Billions of dollars | 2015 | 2016 | 2017 | 2018 | 2019 | 2020 | 2021 | 2022 | 2023 | 2024 | 2015-2019 | 2015-2024 | |
---|---|---|---|---|---|---|---|---|---|---|---|---|---|
Change in Spending | |||||||||||||
Budget authority | 0 | -0.4 | -0.5 | -0.5 | -0.6 | -0.6 | -0.7 | -0.8 | -0.8 | -0.9 | -2.1 | -5.9 | |
Outlays | 0 | -0.3 | -0.4 | -0.5 | -0.6 | -0.6 | -0.7 | -0.7 | -0.8 | -0.8 | -1.9 | -5.5 |
Note: This option would take effect in October 2015. Estimates are relative to CBO’s August 2014 baseline projections.

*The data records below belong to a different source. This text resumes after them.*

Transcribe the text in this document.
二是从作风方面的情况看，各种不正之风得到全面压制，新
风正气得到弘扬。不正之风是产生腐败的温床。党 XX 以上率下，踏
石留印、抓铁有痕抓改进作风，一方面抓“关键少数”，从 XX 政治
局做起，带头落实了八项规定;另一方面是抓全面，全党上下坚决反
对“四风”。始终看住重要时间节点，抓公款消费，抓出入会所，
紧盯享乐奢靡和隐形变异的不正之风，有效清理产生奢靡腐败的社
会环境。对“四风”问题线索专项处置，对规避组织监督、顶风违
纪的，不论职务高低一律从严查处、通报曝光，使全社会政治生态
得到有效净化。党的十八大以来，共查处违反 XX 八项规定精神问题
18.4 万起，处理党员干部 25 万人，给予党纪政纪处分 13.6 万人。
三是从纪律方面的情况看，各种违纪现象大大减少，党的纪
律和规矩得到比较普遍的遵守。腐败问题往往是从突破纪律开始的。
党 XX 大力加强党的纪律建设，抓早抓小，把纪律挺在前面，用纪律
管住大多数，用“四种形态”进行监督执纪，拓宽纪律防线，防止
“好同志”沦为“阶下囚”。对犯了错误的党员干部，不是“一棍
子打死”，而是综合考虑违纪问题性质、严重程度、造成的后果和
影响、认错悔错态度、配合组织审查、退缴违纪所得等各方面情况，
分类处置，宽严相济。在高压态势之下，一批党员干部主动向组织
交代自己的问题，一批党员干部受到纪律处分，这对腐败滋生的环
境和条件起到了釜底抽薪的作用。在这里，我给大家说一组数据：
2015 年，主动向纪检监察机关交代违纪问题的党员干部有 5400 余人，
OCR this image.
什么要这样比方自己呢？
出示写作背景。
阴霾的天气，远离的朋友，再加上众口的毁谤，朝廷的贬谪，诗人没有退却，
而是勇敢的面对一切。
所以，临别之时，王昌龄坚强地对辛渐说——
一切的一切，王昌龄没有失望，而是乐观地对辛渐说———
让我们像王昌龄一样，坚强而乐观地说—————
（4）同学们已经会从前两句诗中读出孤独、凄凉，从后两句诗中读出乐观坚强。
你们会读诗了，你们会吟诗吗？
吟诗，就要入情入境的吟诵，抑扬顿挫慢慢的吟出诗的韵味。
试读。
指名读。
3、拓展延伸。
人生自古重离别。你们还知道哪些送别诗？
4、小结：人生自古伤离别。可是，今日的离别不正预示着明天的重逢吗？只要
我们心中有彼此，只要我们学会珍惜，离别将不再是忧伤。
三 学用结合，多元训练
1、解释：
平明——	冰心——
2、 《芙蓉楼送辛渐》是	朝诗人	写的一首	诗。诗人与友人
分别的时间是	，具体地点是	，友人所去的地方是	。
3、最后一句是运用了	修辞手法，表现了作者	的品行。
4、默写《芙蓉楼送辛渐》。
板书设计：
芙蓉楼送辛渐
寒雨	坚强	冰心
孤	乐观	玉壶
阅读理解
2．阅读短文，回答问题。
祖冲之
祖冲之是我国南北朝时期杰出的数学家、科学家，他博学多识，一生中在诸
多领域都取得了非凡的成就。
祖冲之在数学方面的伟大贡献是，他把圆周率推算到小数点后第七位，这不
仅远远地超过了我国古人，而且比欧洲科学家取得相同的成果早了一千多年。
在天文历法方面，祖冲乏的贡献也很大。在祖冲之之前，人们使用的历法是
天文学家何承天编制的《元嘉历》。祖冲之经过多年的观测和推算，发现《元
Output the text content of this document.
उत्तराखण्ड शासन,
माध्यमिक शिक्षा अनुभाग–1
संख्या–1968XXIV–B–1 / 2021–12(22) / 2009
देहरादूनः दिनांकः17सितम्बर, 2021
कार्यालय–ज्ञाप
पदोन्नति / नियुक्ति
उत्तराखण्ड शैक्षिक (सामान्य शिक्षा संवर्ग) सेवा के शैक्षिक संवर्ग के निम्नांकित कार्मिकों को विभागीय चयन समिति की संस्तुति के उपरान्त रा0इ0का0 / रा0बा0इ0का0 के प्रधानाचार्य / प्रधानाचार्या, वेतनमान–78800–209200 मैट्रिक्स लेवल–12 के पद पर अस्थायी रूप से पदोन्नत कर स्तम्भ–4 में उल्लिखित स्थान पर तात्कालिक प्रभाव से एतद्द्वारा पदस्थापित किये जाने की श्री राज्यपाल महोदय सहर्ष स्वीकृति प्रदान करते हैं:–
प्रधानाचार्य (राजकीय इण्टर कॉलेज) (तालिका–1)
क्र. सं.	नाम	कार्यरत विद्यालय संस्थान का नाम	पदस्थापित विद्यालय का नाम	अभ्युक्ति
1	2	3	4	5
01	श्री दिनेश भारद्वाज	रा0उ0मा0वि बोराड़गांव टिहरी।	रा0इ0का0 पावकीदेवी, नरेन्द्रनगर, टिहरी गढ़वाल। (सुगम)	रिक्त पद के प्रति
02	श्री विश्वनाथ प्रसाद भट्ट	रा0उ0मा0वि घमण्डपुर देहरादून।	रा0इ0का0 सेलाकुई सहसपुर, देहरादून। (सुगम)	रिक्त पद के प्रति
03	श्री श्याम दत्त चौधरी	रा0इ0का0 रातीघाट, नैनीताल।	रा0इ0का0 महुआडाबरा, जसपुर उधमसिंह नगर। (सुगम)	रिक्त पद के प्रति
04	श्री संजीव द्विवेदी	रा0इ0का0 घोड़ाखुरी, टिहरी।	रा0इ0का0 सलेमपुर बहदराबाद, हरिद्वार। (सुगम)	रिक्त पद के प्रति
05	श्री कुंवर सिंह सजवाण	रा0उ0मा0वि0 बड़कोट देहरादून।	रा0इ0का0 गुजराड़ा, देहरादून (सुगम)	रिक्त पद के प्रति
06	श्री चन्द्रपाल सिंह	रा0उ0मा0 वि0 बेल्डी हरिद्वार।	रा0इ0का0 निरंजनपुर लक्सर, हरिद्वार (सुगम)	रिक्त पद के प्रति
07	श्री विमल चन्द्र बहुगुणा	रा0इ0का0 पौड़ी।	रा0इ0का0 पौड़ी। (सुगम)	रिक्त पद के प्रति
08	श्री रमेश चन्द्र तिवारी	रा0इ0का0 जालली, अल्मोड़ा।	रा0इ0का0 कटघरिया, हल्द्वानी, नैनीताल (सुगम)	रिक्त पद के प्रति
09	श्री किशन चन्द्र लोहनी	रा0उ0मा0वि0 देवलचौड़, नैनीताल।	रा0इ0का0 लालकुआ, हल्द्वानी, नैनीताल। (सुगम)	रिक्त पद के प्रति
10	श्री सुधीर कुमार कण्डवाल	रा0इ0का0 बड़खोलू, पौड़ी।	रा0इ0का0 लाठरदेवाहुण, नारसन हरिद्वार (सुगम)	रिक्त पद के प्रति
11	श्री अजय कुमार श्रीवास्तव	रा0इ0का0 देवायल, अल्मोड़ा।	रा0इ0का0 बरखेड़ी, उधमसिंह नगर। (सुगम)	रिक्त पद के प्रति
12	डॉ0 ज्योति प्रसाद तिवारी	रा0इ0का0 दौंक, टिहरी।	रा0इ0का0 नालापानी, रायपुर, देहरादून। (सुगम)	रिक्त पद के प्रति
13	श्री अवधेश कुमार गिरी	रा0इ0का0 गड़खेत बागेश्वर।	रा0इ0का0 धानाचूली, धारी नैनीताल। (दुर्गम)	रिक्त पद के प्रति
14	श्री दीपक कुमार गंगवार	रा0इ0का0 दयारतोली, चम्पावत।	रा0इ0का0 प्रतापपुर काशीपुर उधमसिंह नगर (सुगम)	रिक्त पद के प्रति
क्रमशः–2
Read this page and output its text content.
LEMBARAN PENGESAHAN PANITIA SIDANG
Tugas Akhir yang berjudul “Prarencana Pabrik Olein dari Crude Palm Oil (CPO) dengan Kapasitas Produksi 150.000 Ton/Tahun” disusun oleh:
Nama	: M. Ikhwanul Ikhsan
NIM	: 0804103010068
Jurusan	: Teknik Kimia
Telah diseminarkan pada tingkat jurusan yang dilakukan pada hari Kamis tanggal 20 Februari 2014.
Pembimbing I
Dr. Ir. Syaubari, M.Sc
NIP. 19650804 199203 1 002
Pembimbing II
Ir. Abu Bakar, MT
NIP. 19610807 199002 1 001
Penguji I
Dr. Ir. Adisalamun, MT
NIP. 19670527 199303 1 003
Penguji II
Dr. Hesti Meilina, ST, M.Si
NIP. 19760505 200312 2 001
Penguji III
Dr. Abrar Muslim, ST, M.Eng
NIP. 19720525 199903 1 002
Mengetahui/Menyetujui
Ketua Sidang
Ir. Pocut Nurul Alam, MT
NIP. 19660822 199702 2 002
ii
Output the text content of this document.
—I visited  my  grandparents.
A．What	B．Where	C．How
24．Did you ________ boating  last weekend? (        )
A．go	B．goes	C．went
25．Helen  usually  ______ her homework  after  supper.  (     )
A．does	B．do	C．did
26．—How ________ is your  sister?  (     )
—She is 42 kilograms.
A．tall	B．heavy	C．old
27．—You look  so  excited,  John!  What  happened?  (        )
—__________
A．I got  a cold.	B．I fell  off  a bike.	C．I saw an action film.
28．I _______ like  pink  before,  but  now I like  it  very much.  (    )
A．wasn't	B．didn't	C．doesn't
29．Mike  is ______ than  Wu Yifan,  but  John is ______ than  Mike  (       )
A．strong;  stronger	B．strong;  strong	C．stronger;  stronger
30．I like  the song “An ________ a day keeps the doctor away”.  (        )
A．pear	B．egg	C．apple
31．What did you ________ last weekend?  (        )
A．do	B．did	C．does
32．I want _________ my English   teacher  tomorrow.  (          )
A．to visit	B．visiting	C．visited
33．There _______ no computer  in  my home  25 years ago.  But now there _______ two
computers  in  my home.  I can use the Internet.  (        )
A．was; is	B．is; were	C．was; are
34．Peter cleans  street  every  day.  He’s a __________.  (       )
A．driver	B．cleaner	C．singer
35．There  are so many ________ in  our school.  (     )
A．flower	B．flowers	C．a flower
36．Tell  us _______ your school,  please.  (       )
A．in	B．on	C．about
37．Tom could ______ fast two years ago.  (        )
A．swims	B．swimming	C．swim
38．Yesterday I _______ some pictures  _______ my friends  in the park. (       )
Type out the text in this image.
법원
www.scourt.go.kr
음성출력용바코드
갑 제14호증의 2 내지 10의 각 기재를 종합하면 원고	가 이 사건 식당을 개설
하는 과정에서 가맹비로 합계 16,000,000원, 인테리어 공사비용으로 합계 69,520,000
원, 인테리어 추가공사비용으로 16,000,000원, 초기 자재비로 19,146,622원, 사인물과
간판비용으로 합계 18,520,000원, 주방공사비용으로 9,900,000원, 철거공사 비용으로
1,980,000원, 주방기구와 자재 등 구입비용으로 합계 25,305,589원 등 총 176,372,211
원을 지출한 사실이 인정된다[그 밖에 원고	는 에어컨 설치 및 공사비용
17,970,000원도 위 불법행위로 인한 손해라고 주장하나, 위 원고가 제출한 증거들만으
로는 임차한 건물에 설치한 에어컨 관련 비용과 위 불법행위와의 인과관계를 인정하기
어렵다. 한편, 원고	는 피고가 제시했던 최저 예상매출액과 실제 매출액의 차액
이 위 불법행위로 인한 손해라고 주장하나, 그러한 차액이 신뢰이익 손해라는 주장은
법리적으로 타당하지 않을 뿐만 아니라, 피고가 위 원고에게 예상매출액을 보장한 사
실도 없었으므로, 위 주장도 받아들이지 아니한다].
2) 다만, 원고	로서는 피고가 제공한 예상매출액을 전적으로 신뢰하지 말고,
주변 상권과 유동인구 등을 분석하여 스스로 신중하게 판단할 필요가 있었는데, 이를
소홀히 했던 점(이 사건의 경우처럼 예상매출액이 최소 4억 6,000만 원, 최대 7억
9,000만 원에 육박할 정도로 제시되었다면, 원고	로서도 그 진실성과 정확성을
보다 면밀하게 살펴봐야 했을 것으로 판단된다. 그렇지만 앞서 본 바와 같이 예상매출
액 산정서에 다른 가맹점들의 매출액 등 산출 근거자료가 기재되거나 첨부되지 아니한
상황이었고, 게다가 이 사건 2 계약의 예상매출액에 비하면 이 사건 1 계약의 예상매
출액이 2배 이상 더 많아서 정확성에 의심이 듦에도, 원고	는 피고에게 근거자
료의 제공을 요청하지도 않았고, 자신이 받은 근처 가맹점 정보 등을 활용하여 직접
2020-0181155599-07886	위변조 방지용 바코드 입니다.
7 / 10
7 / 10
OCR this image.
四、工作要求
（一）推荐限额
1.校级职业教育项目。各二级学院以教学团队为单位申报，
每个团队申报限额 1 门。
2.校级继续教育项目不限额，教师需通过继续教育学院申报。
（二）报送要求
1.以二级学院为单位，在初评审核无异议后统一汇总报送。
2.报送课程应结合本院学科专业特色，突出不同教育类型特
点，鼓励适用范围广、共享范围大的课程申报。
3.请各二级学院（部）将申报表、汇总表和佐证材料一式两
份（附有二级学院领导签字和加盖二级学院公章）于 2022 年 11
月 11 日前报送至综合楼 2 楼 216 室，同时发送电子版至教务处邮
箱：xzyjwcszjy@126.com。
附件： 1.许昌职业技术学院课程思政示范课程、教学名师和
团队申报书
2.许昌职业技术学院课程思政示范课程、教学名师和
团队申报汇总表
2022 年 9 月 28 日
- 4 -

Federal funding for arts and humanities programs includes payments to the Smithsonian Institution, the Corporation for Public Broadcasting, the National Endowment for the Humanities, the National Endowment for the Arts, the National Gallery of Art, the United States Holocaust Memorial Museum, the John F. Kennedy Center for the Performing Arts, and the National Capital Arts and Cultural Affairs program. This option would cut federal support for those programs by 25 percent and would not adjust future appropriations for inflation.